TS Cristobal Causing Rains
For the last 4 days, thunderstorms and heavy rains have dominated the weather all across Belize. The heavy conditions started on Saturday, and were as a direct result of a tropical weather disturbance that began affecting Belize and other Central American nations.
This bad weather actually pre-empted the start of this year's hurricane season, and now, it has developed into one of the first-named tropical storms of the season.
It is now known as Tropical Storm Cristobal, and at this time, it is meandering in the Bay of Campeche, where it will stay for a few more days. Additional heavy rainfall is expected to occur in parts of southern Mexico, Guatemala, El Salvador, Belize, and Honduras. That means that those heavy downpours you've been experiencing all over the country may continue well into this coming weekend.
This afternoon, we got a chance to speak briefly with the Deputy Chief Meteorologist about Tropical Storm Cristobal:
Ronald Gordon - Deputy Chief Meteorologist
"The latest on that system is that it has emerged into the Bay of Campeche. It was officially declared as Tropical Depression #3 yesterday. And now, it has been upgraded to Tropical Storm Cristobal."
"Currently, Tropical Storm Cristobal is a weak tropical storm with winds of 40 miles per hour. The system is expected to meander in that general area for the next few days. And given its current position, it will continue to draw moisture from the Pacific into our area, resulting in downpours of showers and thunderstorms, especially at night time, for the next few days."
"It will continue to produce a lot of rainfall across the country. However, going into the weekend, the official forecast is suggesting that the system will start to move northward away from the Bay of Campeche. And as it does so, a drier south-easterly airflow will develop going into the weekend. So, we're looking at around Saturday/Sunday for improving conditions."

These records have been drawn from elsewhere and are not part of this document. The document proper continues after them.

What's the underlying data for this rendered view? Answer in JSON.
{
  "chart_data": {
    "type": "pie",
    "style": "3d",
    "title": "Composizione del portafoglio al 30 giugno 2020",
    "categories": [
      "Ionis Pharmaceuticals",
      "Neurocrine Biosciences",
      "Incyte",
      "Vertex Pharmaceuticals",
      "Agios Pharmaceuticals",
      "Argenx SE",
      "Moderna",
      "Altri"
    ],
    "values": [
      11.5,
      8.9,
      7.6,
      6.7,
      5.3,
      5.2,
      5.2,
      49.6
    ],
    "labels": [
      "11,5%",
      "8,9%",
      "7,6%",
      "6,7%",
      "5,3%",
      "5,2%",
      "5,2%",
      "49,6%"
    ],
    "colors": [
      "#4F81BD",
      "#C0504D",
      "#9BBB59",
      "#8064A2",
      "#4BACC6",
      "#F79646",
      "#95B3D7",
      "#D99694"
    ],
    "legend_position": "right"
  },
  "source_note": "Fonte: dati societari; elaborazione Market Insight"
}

"Heaviest Activity is forecasted for the northern parts of the country, the Orange Walk, Corozal, and Belize Districts. Whereas the south could get some rainfall as well, but it should be lighter than up in those areas I described."

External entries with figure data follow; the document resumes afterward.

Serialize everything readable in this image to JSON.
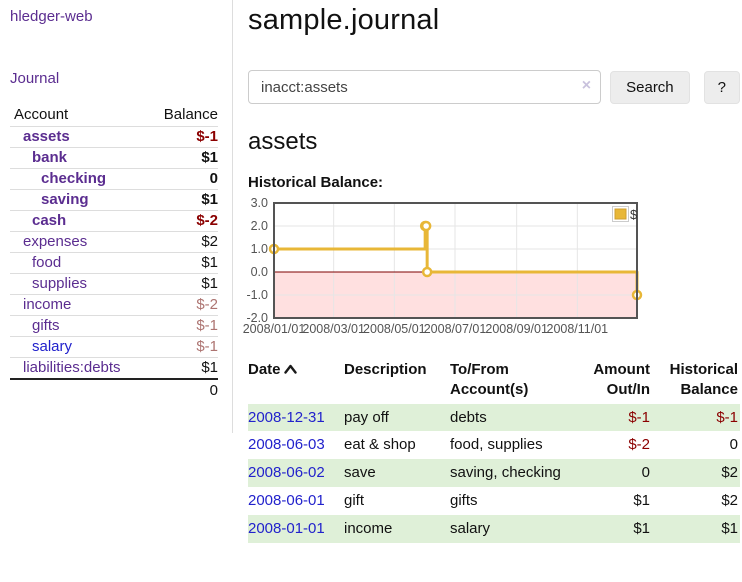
{
  "app": {
    "brand": "hledger-web",
    "nav_journal": "Journal"
  },
  "colors": {
    "link_purple": "#5b2d90",
    "link_blue": "#2222cc",
    "negative": "#8b0000",
    "negative_dim": "#ad7471",
    "row_green": "#dff0d8",
    "series_yellow": "#e8b737"
  },
  "sidebar": {
    "accounts_header": {
      "account": "Account",
      "balance": "Balance"
    },
    "accounts": [
      {
        "name": "assets",
        "depth": 1,
        "balance": "$-1",
        "bold": true,
        "negative": "strong",
        "link_color": "purple"
      },
      {
        "name": "bank",
        "depth": 2,
        "balance": "$1",
        "bold": true,
        "negative": "none",
        "link_color": "purple"
      },
      {
        "name": "checking",
        "depth": 3,
        "balance": "0",
        "bold": true,
        "negative": "none",
        "link_color": "purple"
      },
      {
        "name": "saving",
        "depth": 3,
        "balance": "$1",
        "bold": true,
        "negative": "none",
        "link_color": "purple"
      },
      {
        "name": "cash",
        "depth": 2,
        "balance": "$-2",
        "bold": true,
        "negative": "strong",
        "link_color": "purple"
      },
      {
        "name": "expenses",
        "depth": 1,
        "balance": "$2",
        "bold": false,
        "negative": "none",
        "link_color": "purple"
      },
      {
        "name": "food",
        "depth": 2,
        "balance": "$1",
        "bold": false,
        "negative": "none",
        "link_color": "purple"
      },
      {
        "name": "supplies",
        "depth": 2,
        "balance": "$1",
        "bold": false,
        "negative": "none",
        "link_color": "purple"
      },
      {
        "name": "income",
        "depth": 1,
        "balance": "$-2",
        "bold": false,
        "negative": "dim",
        "link_color": "purple"
      },
      {
        "name": "gifts",
        "depth": 2,
        "balance": "$-1",
        "bold": false,
        "negative": "dim",
        "link_color": "purple"
      },
      {
        "name": "salary",
        "depth": 2,
        "balance": "$-1",
        "bold": false,
        "negative": "dim",
        "link_color": "blue"
      },
      {
        "name": "liabilities:debts",
        "depth": 1,
        "balance": "$1",
        "bold": false,
        "negative": "none",
        "link_color": "purple"
      }
    ],
    "total": "0"
  },
  "header": {
    "title": "sample.journal"
  },
  "search": {
    "value": "inacct:assets",
    "clear_label": "×",
    "button": "Search",
    "help": "?"
  },
  "account_page": {
    "heading": "assets",
    "chart_label": "Historical Balance:"
  },
  "chart_data": {
    "type": "line",
    "step": true,
    "title": "Historical Balance",
    "series": [
      {
        "name": "$",
        "color": "#e8b737",
        "points": [
          [
            "2008-01-01",
            1
          ],
          [
            "2008-06-01",
            2
          ],
          [
            "2008-06-02",
            2
          ],
          [
            "2008-06-03",
            0
          ],
          [
            "2008-12-31",
            -1
          ]
        ]
      }
    ],
    "x_ticks": [
      "2008/01/01",
      "2008/03/01",
      "2008/05/01",
      "2008/07/01",
      "2008/09/01",
      "2008/11/01"
    ],
    "y_ticks": [
      3.0,
      2.0,
      1.0,
      0.0,
      -1.0,
      -2.0
    ],
    "ylim": [
      -2,
      3
    ],
    "xlim": [
      "2008-01-01",
      "2008-12-31"
    ],
    "legend": {
      "label": "$",
      "position": "top-right"
    },
    "grid": true,
    "negative_region_shaded": true,
    "zero_line_color": "#7d0000"
  },
  "register": {
    "columns": [
      {
        "label": "Date",
        "sort": "asc"
      },
      {
        "label": "Description"
      },
      {
        "label": "To/From Account(s)"
      },
      {
        "label": "Amount Out/In"
      },
      {
        "label": "Historical Balance"
      }
    ],
    "rows": [
      {
        "date": "2008-12-31",
        "description": "pay off",
        "accounts": "debts",
        "amount": "$-1",
        "balance": "$-1",
        "amount_negative": true,
        "balance_negative": true
      },
      {
        "date": "2008-06-03",
        "description": "eat & shop",
        "accounts": "food, supplies",
        "amount": "$-2",
        "balance": "0",
        "amount_negative": true,
        "balance_negative": false
      },
      {
        "date": "2008-06-02",
        "description": "save",
        "accounts": "saving, checking",
        "amount": "0",
        "balance": "$2",
        "amount_negative": false,
        "balance_negative": false
      },
      {
        "date": "2008-06-01",
        "description": "gift",
        "accounts": "gifts",
        "amount": "$1",
        "balance": "$2",
        "amount_negative": false,
        "balance_negative": false
      },
      {
        "date": "2008-01-01",
        "description": "income",
        "accounts": "salary",
        "amount": "$1",
        "balance": "$1",
        "amount_negative": false,
        "balance_negative": false
      }
    ]
  }
}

"Flooding is certainly a concern, and for that reason, we have maintained a flood alert on our website, and we also broadcast that on our forecast on the radio that is updated 6 hours. Especially areas that have been affected already, that is already saturated with water, those could get flooding, but we're also alerting residents along rivers and streams, and those in low-lying areas, to be on the lookout for flooding."
"On the high side, I can report that Belmopan and other portions of the west and northwest parts of the country received up to 10 inches of rainfall between Saturday and Sunday. Fortunately for us, the rainfall that fell today and yesterday affected areas. So, the Belize City area got rainfall yesterday morning, and again this morning, amounting to about 5 to 6 inches of rainfall."

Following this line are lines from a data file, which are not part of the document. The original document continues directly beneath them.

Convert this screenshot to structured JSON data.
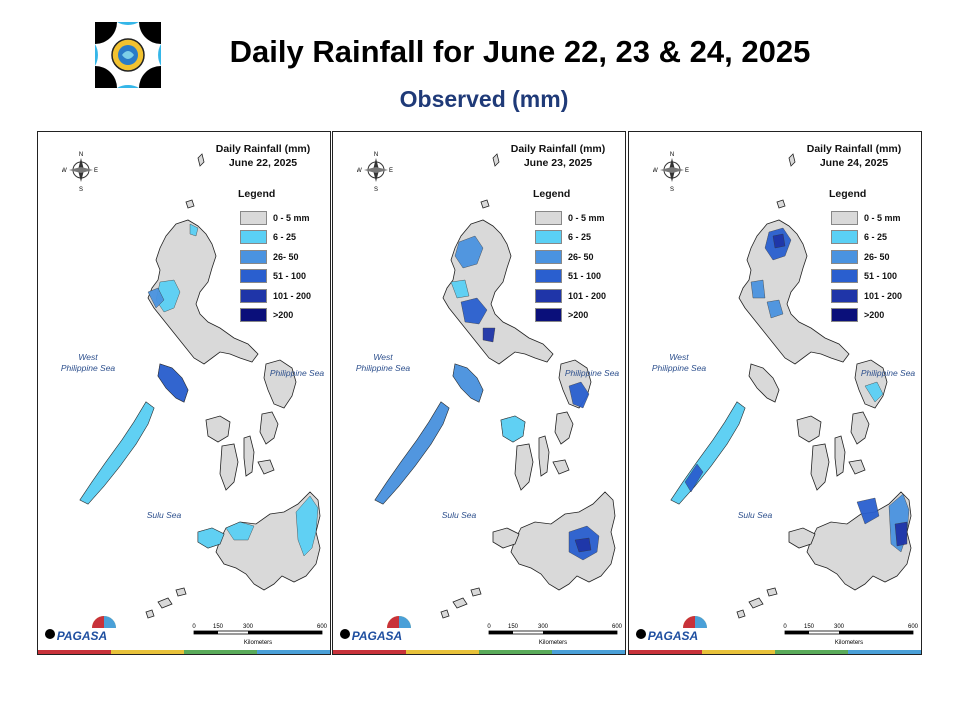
{
  "title": "Daily Rainfall for June 22, 23 & 24, 2025",
  "subtitle": "Observed (mm)",
  "legend": {
    "heading": "Legend",
    "classes": [
      {
        "label": "0 - 5 mm",
        "color": "#d9d9d9"
      },
      {
        "label": "6 - 25",
        "color": "#5ad0f5"
      },
      {
        "label": "26- 50",
        "color": "#4a93e0"
      },
      {
        "label": "51 - 100",
        "color": "#2a5fcf"
      },
      {
        "label": "101 - 200",
        "color": "#1f35a8"
      },
      {
        "label": ">200",
        "color": "#0a0f7a"
      }
    ]
  },
  "seas": {
    "west": "West\nPhilippine Sea",
    "east": "Philippine Sea",
    "sulu": "Sulu Sea"
  },
  "compass": {
    "n": "N",
    "s": "S",
    "e": "E",
    "w": "W"
  },
  "scale": {
    "ticks": [
      "0",
      "150",
      "300",
      "600"
    ],
    "unit": "Kilometers"
  },
  "pagasa_logo_text": "PAGASA",
  "maps": [
    {
      "title_line1": "Daily Rainfall (mm)",
      "title_line2": "June 22, 2025"
    },
    {
      "title_line1": "Daily Rainfall (mm)",
      "title_line2": "June 23, 2025"
    },
    {
      "title_line1": "Daily Rainfall (mm)",
      "title_line2": "June 24, 2025"
    }
  ],
  "footer_bar_colors": [
    "#c8323a",
    "#e8c23a",
    "#5aab5a",
    "#4aa0d8"
  ]
}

A report from the National Hydrological Service says that the Blue Creek Sub-catchment of the Rio Hondo is flooded. Flood levels have exceeded the historical levels recorded for Hurricane Mitch. The New River continues to rise slowly but remains below the banks. On the Macal river, reservoir levels remain below spillways at the Chalilo, Mollejon, and Vaca facilities. The Mopan River in Benque Viejo Town has exceeded its banks and continues to rise. The Sibun River near Freetown Sibun is flooded and has exceeded its banks. On the Coastal Road, the bridge near La Democracia was impassable due to floodwaters.
The National Met Service is imploring Belizeans to keep a close watch on this hurricane season, which started yesterday. Once again, regional forecasters believe this season will be more active than normal, and that as many as 19 named storms could develop between now and November 30th.
Here's the Deputy Met Officer on that topic:
Ronald Gordon - Deputy Chief Meteorologist
"The consensus among most of the agencies that produce seasonal hurricane outlooks is for above normal. The one that we look at a lot is the National Oceanographic Atmospheric Administration from the US, and they're going for 13-19 named storms for this season. An average season is 12. So, they're going for 13-19. Of those, they forecast 6-10 to become hurricanes, and 3-6 could be major hurricanes, category 3 and higher."